Ma c’è comunque aria di svolta nell’inchiesta sulla morte del cinquantanovenne di Ostia originario di Reggio Calabria trovato privo di vita in via Rombon, nell’area archeologica di Sant’Ippolito, da alcuni operai del Consorzio di Bonifica Tevere e Agro Romano durante il controllo a un’idrovora. Quello che sin dal primo momento appare come un brutale omicidio (la vittima ha una profonda ferita d’arma da taglio nell’addome) è destinato a diventare un giallo. Chi è quel poveretto scaricato la notte prima sul greto del Tevere all’altezza dell’antico ponte di Matidia? Il medico legale, il dottor Stefano Moriani, è certo che la morte risale al massimo al giorno prima. Causa del decesso? La forte emorragia provocata da un taglio orizzontale nella pancia lunga ben venti centimetri. Un colpo potente inferto da sinistra a destra e verso il basso. Sul cadavere, inoltre, i poliziotti non trovano documenti (in una tasca solo alcune monete).

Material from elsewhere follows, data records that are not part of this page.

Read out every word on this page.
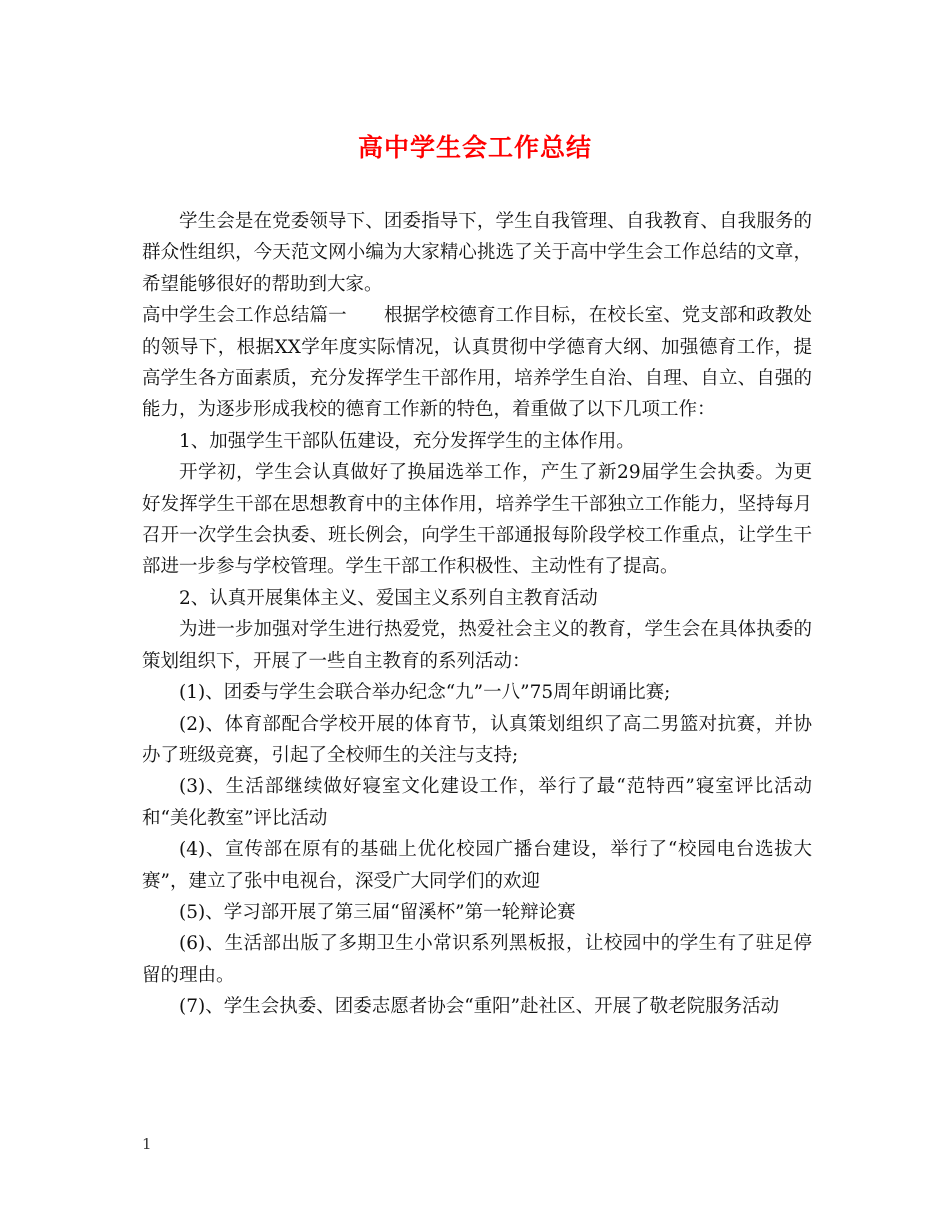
高中学生会工作总结

学生会是在党委领导下、团委指导下，学生自我管理、自我教育、自我服务的群众性组织，今天范文网小编为大家精心挑选了关于高中学生会工作总结的文章，希望能够很好的帮助到大家。

高中学生会工作总结篇一　　根据学校德育工作目标，在校长室、党支部和政教处的领导下，根据XX学年度实际情况，认真贯彻中学德育大纲、加强德育工作，提高学生各方面素质，充分发挥学生干部作用，培养学生自治、自理、自立、自强的能力，为逐步形成我校的德育工作新的特色，着重做了以下几项工作：

1、加强学生干部队伍建设，充分发挥学生的主体作用。

开学初，学生会认真做好了换届选举工作，产生了新29届学生会执委。为更好发挥学生干部在思想教育中的主体作用，培养学生干部独立工作能力，坚持每月召开一次学生会执委、班长例会，向学生干部通报每阶段学校工作重点，让学生干部进一步参与学校管理。学生干部工作积极性、主动性有了提高。

2、认真开展集体主义、爱国主义系列自主教育活动

为进一步加强对学生进行热爱党，热爱社会主义的教育，学生会在具体执委的策划组织下，开展了一些自主教育的系列活动：

(1)、团委与学生会联合举办纪念“九”一八”75周年朗诵比赛;

(2)、体育部配合学校开展的体育节，认真策划组织了高二男篮对抗赛，并协办了班级竞赛，引起了全校师生的关注与支持;

(3)、生活部继续做好寝室文化建设工作，举行了最“范特西”寝室评比活动和“美化教室”评比活动

(4)、宣传部在原有的基础上优化校园广播台建设，举行了“校园电台选拔大赛”，建立了张中电视台，深受广大同学们的欢迎

(5)、学习部开展了第三届“留溪杯”第一轮辩论赛

(6)、生活部出版了多期卫生小常识系列黑板报，让校园中的学生有了驻足停留的理由。

(7)、学生会执委、团委志愿者协会“重阳”赴社区、开展了敬老院服务活动

1
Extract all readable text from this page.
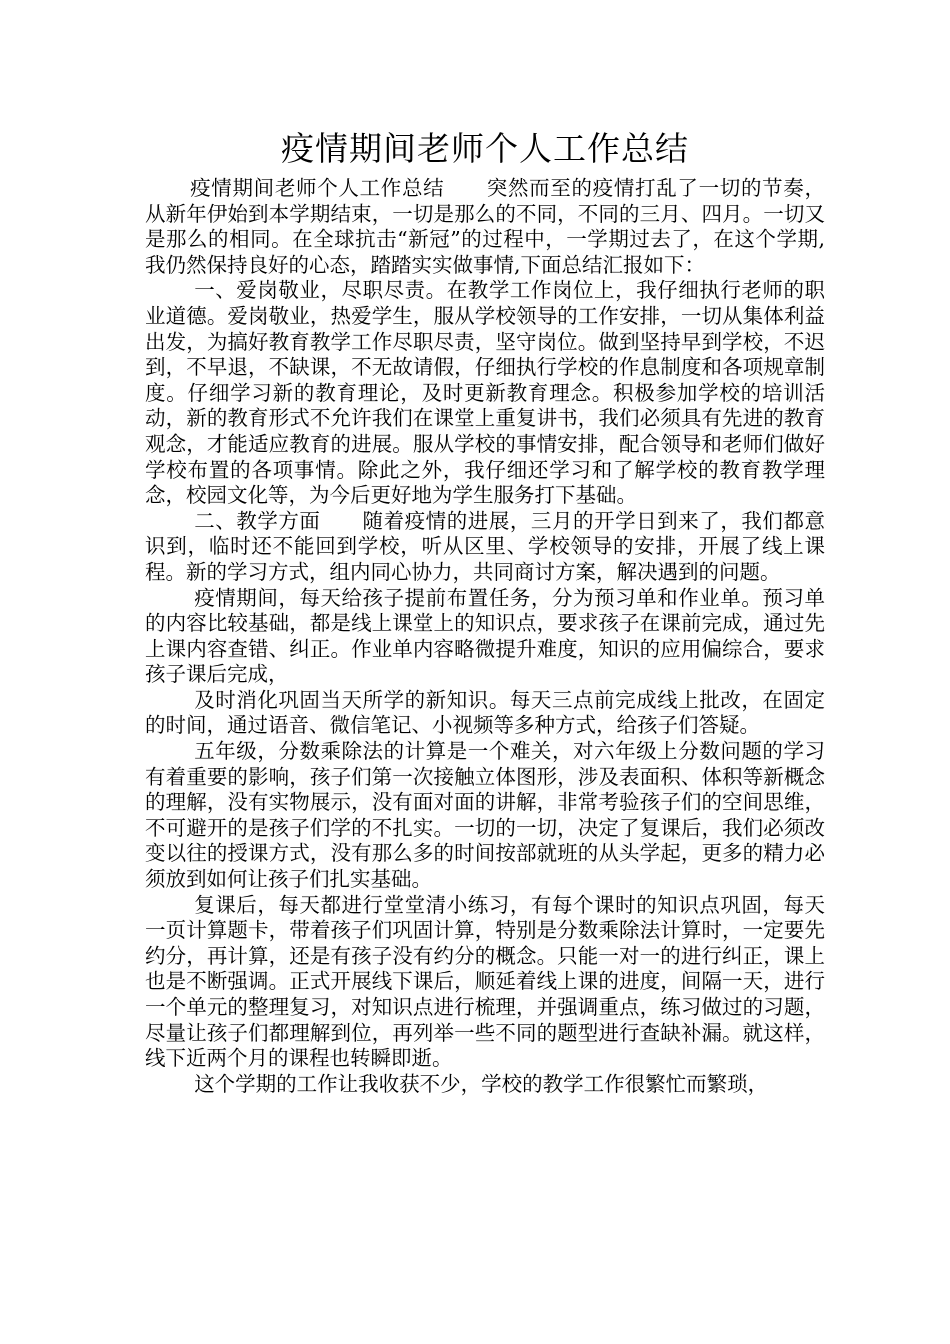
疫情期间老师个人工作总结

疫情期间老师个人工作总结　　突然而至的疫情打乱了一切的节奏，从新年伊始到本学期结束，一切是那么的不同，不同的三月、四月。一切又是那么的相同。在全球抗击“新冠”的过程中，一学期过去了，在这个学期,我仍然保持良好的心态，踏踏实实做事情,下面总结汇报如下：

一、爱岗敬业，尽职尽责。在教学工作岗位上，我仔细执行老师的职业道德。爱岗敬业，热爱学生，服从学校领导的工作安排，一切从集体利益出发，为搞好教育教学工作尽职尽责，坚守岗位。做到坚持早到学校，不迟到，不早退，不缺课，不无故请假，仔细执行学校的作息制度和各项规章制度。仔细学习新的教育理论，及时更新教育理念。积极参加学校的培训活动，新的教育形式不允许我们在课堂上重复讲书，我们必须具有先进的教育观念，才能适应教育的进展。服从学校的事情安排，配合领导和老师们做好学校布置的各项事情。除此之外，我仔细还学习和了解学校的教育教学理念，校园文化等，为今后更好地为学生服务打下基础。

二、教学方面　　随着疫情的进展，三月的开学日到来了，我们都意识到，临时还不能回到学校，听从区里、学校领导的安排，开展了线上课程。新的学习方式，组内同心协力，共同商讨方案，解决遇到的问题。

疫情期间，每天给孩子提前布置任务，分为预习单和作业单。预习单的内容比较基础，都是线上课堂上的知识点，要求孩子在课前完成，通过先上课内容查错、纠正。作业单内容略微提升难度，知识的应用偏综合，要求孩子课后完成，

及时消化巩固当天所学的新知识。每天三点前完成线上批改，在固定的时间，通过语音、微信笔记、小视频等多种方式，给孩子们答疑。

五年级，分数乘除法的计算是一个难关，对六年级上分数问题的学习有着重要的影响，孩子们第一次接触立体图形，涉及表面积、体积等新概念的理解，没有实物展示，没有面对面的讲解，非常考验孩子们的空间思维，不可避开的是孩子们学的不扎实。一切的一切，决定了复课后，我们必须改变以往的授课方式，没有那么多的时间按部就班的从头学起，更多的精力必须放到如何让孩子们扎实基础。

复课后，每天都进行堂堂清小练习，有每个课时的知识点巩固，每天一页计算题卡，带着孩子们巩固计算，特别是分数乘除法计算时，一定要先约分，再计算，还是有孩子没有约分的概念。只能一对一的进行纠正，课上也是不断强调。正式开展线下课后，顺延着线上课的进度，间隔一天，进行一个单元的整理复习，对知识点进行梳理，并强调重点，练习做过的习题，尽量让孩子们都理解到位，再列举一些不同的题型进行查缺补漏。就这样，线下近两个月的课程也转瞬即逝。

这个学期的工作让我收获不少，学校的教学工作很繁忙而繁琐，
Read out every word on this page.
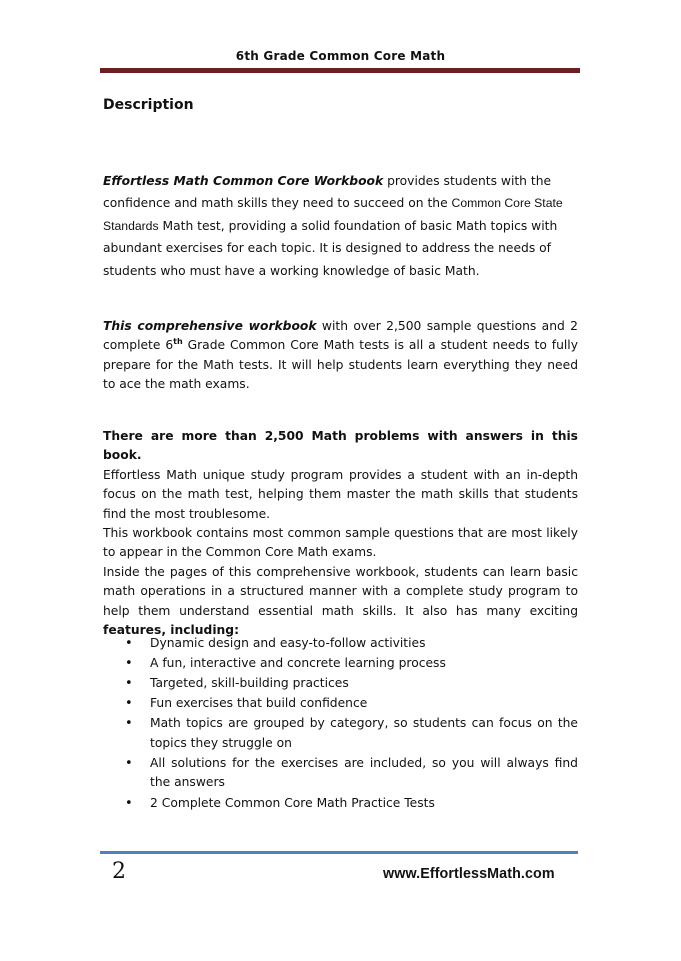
6th Grade Common Core Math
Description
Effortless Math Common Core Workbook provides students with the confidence and math skills they need to succeed on the Common Core State Standards Math test, providing a solid foundation of basic Math topics with abundant exercises for each topic. It is designed to address the needs of students who must have a working knowledge of basic Math.
This comprehensive workbook with over 2,500 sample questions and 2 complete 6th Grade Common Core Math tests is all a student needs to fully prepare for the Math tests. It will help students learn everything they need to ace the math exams.
There are more than 2,500 Math problems with answers in this book.
Effortless Math unique study program provides a student with an in-depth focus on the math test, helping them master the math skills that students find the most troublesome.
This workbook contains most common sample questions that are most likely to appear in the Common Core Math exams.
Inside the pages of this comprehensive workbook, students can learn basic math operations in a structured manner with a complete study program to help them understand essential math skills. It also has many exciting features, including:
• Dynamic design and easy-to-follow activities
• A fun, interactive and concrete learning process
• Targeted, skill-building practices
• Fun exercises that build confidence
• Math topics are grouped by category, so students can focus on the topics they struggle on
• All solutions for the exercises are included, so you will always find the answers
• 2 Complete Common Core Math Practice Tests
2	www.EffortlessMath.com
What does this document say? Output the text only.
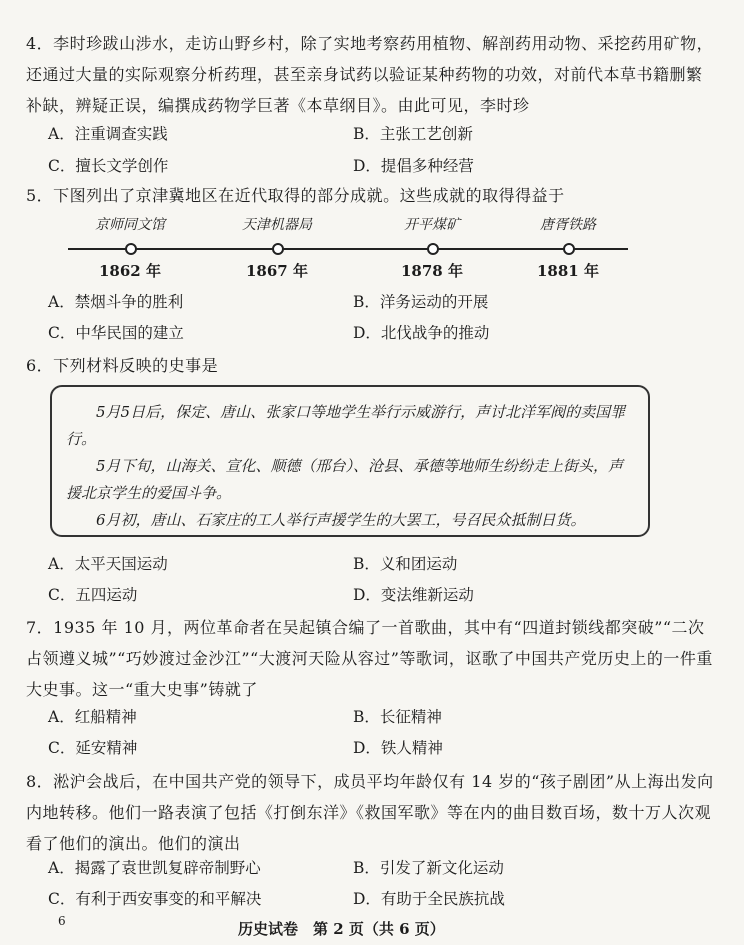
4．李时珍跋山涉水，走访山野乡村，除了实地考察药用植物、解剖药用动物、采挖药用矿物，还通过大量的实际观察分析药理，甚至亲身试药以验证某种药物的功效，对前代本草书籍删繁补缺，辨疑正误，编撰成药物学巨著《本草纲目》。由此可见，李时珍
A．注重调查实践	B．主张工艺创新
C．擅长文学创作	D．提倡多种经营
5．下图列出了京津冀地区在近代取得的部分成就。这些成就的取得得益于
京师同文馆
1862 年
天津机器局
1867 年
开平煤矿
1878 年
唐胥铁路
1881 年
A．禁烟斗争的胜利	B．洋务运动的开展
C．中华民国的建立	D．北伐战争的推动
6．下列材料反映的史事是

5月5日后，保定、唐山、张家口等地学生举行示威游行，声讨北洋军阀的卖国罪行。

5月下旬，山海关、宣化、顺德（邢台）、沧县、承德等地师生纷纷走上街头，声援北京学生的爱国斗争。

6月初，唐山、石家庄的工人举行声援学生的大罢工，号召民众抵制日货。

A．太平天国运动	B．义和团运动
C．五四运动	D．变法维新运动
7．1935 年 10 月，两位革命者在吴起镇合编了一首歌曲，其中有“四道封锁线都突破”“二次占领遵义城”“巧妙渡过金沙江”“大渡河天险从容过”等歌词，讴歌了中国共产党历史上的一件重大史事。这一“重大史事”铸就了
A．红船精神	B．长征精神
C．延安精神	D．铁人精神
8．淞沪会战后，在中国共产党的领导下，成员平均年龄仅有 14 岁的“孩子剧团”从上海出发向内地转移。他们一路表演了包括《打倒东洋》《救国军歌》等在内的曲目数百场，数十万人次观看了他们的演出。他们的演出
A．揭露了袁世凯复辟帝制野心	B．引发了新文化运动
C．有利于西安事变的和平解决	D．有助于全民族抗战
6	历史试卷　第 2 页（共 6 页）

Vestito con jeans, maglietta bianca e calzini scuri, l’uomo verrà identificato da alcuni parenti il giorno dopo, appena letta la notizia sui giornali. Si tratta di un modesto imprenditore edile calabrese da anni residente in via Marino Fasan, a Ostia ponente. Un precedente insignificante alle spalle (l’uomo viene trovato senza documenti durante un controllo stradale), Zaffino non avrebbe nemici. Mentre l’abitazione viene messa sottosopra alla ricerca di indizi utili, sommozzatori della polmare e agenti della polizia scientifica scandagliano il Canale navigabile alla ricerca dell’arma, un coltello affilato come un bisturi. Inutilmente. Giovedì mattina, invece, viene recuperato un sacco con coperte e asciugamani intrisi di sangue. Quanto basta per ricostruire la dinamica dell’omicidio: dopo una lite avvenuta altrove (sul posto non ci sono tracce ematiche) e il tragico epilogo l’assassino decide di trasportare Zaffino in un luogo fuorimano caricandolo in auto. Lontano da occhi indiscreti lo scarica nel Tevere sperando di sbarazzarsene per sempre. Qualcosa non va per il verso giusto (almeno secondo i calcoli del killer) e il corpo non finisce in acqua. Ma questo l’omicida non lo sa. Pensa solo a fuggire e a cancellare più tracce possibili. I poliziotti arrivano comunque al presunto omicida. La parola, adesso, al gip per l’eventuale convalida del fermo. (Ilgiornale.it di Stefano Vladovich )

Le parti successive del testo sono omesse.